Öte yandan Eğitim Bakanı olarak seçilen Şeyma Hiyali´nin kardeşinin DEAŞ üyesi olduğu iddiaları nedeniyle görevden alınmasına yönelik baskılar ortaya çıkarken, Elektrik Bakanı Luay El-Hatib´in mezhepçilik yaptığı ve Sünni çalışanları işten attığı, İletişim Bakanı Naim Rebi´nin de eski dönemde Baas Partisi üyesi olduğu iddiaları söz konusu bakanlıklar üzerinde de yoğun baskı oluşturmuş durumda. Bu durum kabineyi tamamlayamayan Başbakan Adil Abdulmehdi´nin işini daha da zorlaştırıyor.

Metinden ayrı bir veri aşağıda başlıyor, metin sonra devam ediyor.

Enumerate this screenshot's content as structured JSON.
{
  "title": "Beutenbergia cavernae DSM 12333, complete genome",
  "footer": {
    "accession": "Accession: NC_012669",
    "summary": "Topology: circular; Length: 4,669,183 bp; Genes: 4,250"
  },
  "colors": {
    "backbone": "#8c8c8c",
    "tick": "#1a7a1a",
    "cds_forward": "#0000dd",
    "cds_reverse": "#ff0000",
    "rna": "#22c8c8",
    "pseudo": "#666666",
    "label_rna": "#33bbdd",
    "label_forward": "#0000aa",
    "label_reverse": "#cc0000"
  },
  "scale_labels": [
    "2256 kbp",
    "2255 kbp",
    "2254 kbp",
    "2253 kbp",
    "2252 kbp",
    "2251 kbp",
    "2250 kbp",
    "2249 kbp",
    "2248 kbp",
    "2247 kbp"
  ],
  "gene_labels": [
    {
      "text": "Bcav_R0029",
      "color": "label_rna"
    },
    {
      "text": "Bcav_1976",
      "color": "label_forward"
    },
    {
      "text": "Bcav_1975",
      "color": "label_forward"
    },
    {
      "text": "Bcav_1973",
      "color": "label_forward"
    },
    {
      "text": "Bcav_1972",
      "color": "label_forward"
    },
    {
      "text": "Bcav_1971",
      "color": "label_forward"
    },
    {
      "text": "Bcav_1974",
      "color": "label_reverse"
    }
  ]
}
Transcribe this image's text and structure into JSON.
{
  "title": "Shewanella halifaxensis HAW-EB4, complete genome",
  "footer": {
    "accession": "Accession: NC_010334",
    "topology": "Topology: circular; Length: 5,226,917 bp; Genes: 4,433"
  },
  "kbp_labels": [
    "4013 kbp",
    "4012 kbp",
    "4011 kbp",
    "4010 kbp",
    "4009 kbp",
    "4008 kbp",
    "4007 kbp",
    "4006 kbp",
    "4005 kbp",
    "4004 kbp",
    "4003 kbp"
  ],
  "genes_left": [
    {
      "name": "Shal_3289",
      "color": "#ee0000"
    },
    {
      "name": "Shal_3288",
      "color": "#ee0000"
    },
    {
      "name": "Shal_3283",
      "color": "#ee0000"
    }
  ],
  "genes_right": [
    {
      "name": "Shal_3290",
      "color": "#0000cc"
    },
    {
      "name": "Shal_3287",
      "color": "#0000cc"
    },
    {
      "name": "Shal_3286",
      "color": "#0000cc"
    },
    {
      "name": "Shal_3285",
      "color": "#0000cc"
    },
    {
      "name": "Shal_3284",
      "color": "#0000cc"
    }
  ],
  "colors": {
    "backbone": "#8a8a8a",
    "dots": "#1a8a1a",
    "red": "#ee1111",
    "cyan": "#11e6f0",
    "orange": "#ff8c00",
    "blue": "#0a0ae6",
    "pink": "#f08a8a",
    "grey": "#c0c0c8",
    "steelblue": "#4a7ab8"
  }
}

Zira Adil Abdulmehdi, hükümet programını açıklarken 4 yıllık görev süresini üç dönemlik vadelere ayırmıştı. Üç ila altı ayı kapsayan kısa vadeli dönemde bakanlıkların kendi düzenini sağlamasına, işleyen bir mekanizma oluşturmalarına çalışılacağını açıklamıştı. Ancak kabinenin tamamlanamamış olması, hükümet sürecinin daha başında açıklanan hükümet programına uymanın çok da kolay olmayacağını gösteriyor. Öte yandan seçimlerin galibi ve hükümetin kurucu gücü Mukteda es-Sadr, bir yıl içerisinde halkın istediği reformları yapması konusunda Adil Abdulmehdi ile anlaştıklarını, aksi takdirde Abdulmehdi´nin halk ile karşı karşıya geleceği yönünde bir açıklama yapmıştı.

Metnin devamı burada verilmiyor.